Additionally your alerts on Slack will have an "Ask Holmes" button that sends an analysis back to Slack.

Warning

Due to technical limitations with Slack, alerts analyzed from Slack will be sent to the AI without alert-labels.

This means sometimes the AI won't know the namespace, pod name, or other metadata and the results may be less accurate.

For the most accurate results, it is best to use the Robusta UI.

Adding data sources to HolmesGPT¶

HolmesGPT's toolsets are fundamental to its ability to investigate and diagnose Kubernetes cluster issues effectively. Each toolset provides specialized capabilities for gathering and analyzing specific aspects of cluster health, performance, and configuration.

The more toolsets available to HolmesGPT, the more comprehensive and nuanced its investigation process becomes, enabling it to identify complex issues through multiple perspectives and provide more accurate, actionable recommendations for resolution.

Builtin toolsets¶

Follow this link to learn how to configure builtin toolsets.

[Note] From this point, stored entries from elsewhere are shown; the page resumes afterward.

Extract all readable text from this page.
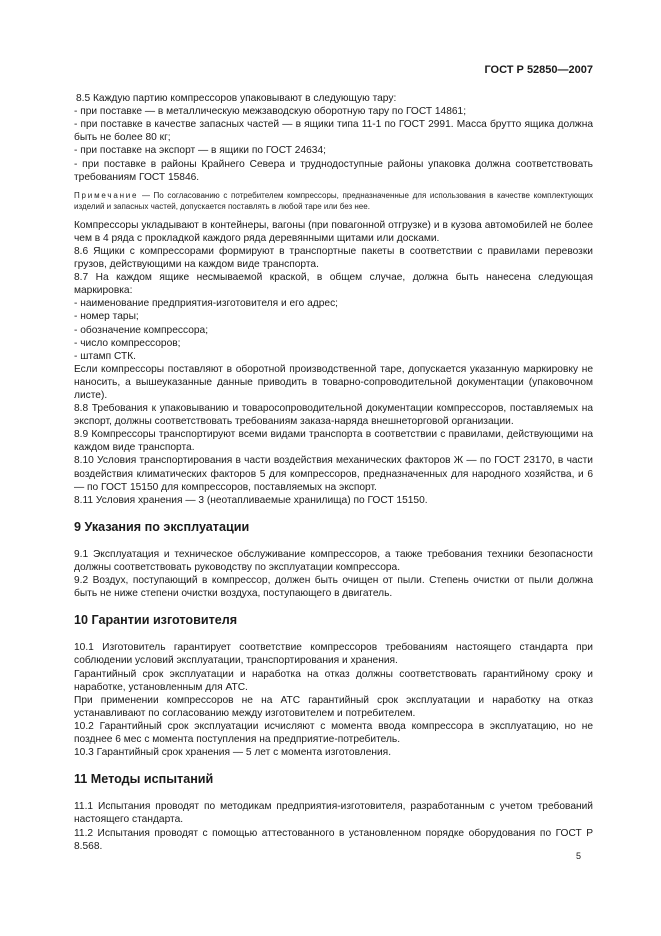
ГОСТ Р 52850—2007

8.5 Каждую партию компрессоров упаковывают в следующую тару:

- при поставке — в металлическую межзаводскую оборотную тару по ГОСТ 14861;

- при поставке в качестве запасных частей — в ящики типа 11-1 по ГОСТ 2991. Масса брутто ящика должна быть не более 80 кг;

- при поставке на экспорт — в ящики по ГОСТ 24634;

- при поставке в районы Крайнего Севера и труднодоступные районы упаковка должна соответствовать требованиям ГОСТ 15846.

Примечание — По согласованию с потребителем компрессоры, предназначенные для использования в качестве комплектующих изделий и запасных частей, допускается поставлять в любой таре или без нее.

Компрессоры укладывают в контейнеры, вагоны (при повагонной отгрузке) и в кузова автомобилей не более чем в 4 ряда с прокладкой каждого ряда деревянными щитами или досками.

8.6 Ящики с компрессорами формируют в транспортные пакеты в соответствии с правилами перевозки грузов, действующими на каждом виде транспорта.

8.7 На каждом ящике несмываемой краской, в общем случае, должна быть нанесена следующая маркировка:

- наименование предприятия-изготовителя и его адрес;

- номер тары;

- обозначение компрессора;

- число компрессоров;

- штамп СТК.

Если компрессоры поставляют в оборотной производственной таре, допускается указанную маркировку не наносить, а вышеуказанные данные приводить в товарно-сопроводительной документации (упаковочном листе).

8.8 Требования к упаковыванию и товаросопроводительной документации компрессоров, поставляемых на экспорт, должны соответствовать требованиям заказа-наряда внешнеторговой организации.

8.9 Компрессоры транспортируют всеми видами транспорта в соответствии с правилами, действующими на каждом виде транспорта.

8.10 Условия транспортирования в части воздействия механических факторов Ж — по ГОСТ 23170, в части воздействия климатических факторов 5 для компрессоров, предназначенных для народного хозяйства, и 6 — по ГОСТ 15150 для компрессоров, поставляемых на экспорт.

8.11 Условия хранения — 3 (неотапливаемые хранилища) по ГОСТ 15150.

9 Указания по эксплуатации

9.1 Эксплуатация и техническое обслуживание компрессоров, а также требования техники безопасности должны соответствовать руководству по эксплуатации компрессора.

9.2 Воздух, поступающий в компрессор, должен быть очищен от пыли. Степень очистки от пыли должна быть не ниже степени очистки воздуха, поступающего в двигатель.

10 Гарантии изготовителя

10.1 Изготовитель гарантирует соответствие компрессоров требованиям настоящего стандарта при соблюдении условий эксплуатации, транспортирования и хранения.

Гарантийный срок эксплуатации и наработка на отказ должны соответствовать гарантийному сроку и наработке, установленным для АТС.

При применении компрессоров не на АТС гарантийный срок эксплуатации и наработку на отказ устанавливают по согласованию между изготовителем и потребителем.

10.2 Гарантийный срок эксплуатации исчисляют с момента ввода компрессора в эксплуатацию, но не позднее 6 мес с момента поступления на предприятие-потребитель.

10.3 Гарантийный срок хранения — 5 лет с момента изготовления.

11 Методы испытаний

11.1 Испытания проводят по методикам предприятия-изготовителя, разработанным с учетом требований настоящего стандарта.

11.2 Испытания проводят с помощью аттестованного в установленном порядке оборудования по ГОСТ Р 8.568.

5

Built-in toolsets cover essential areas like pod status inspection, node health analysis, application diagnostics, and resource utilization monitoring. These toolsets include access to Kubernetes events and logs, AWS, Grafana, OpenSearch, etc. See the full list here.

Custom toolsets¶

By adding custom toolsets, users can extend HolmesGPT's investigation capabilities to address unique use cases, specific infrastructure setups, or organization-specific requirements.

For example, custom toolsets might include specialized log analysis patterns or integration with external monitoring systems.

Custom toolsets are created through your Helm values file and you can find instructions to write your own toolsets here.

Remote MCP servers¶

Warning

Remote MCP servers are in Tech Preview stage.

Remote MCP server connections are configured through your Helm values file. For detailed instructions, refer to the Connecting to Remote MCP Servers guide.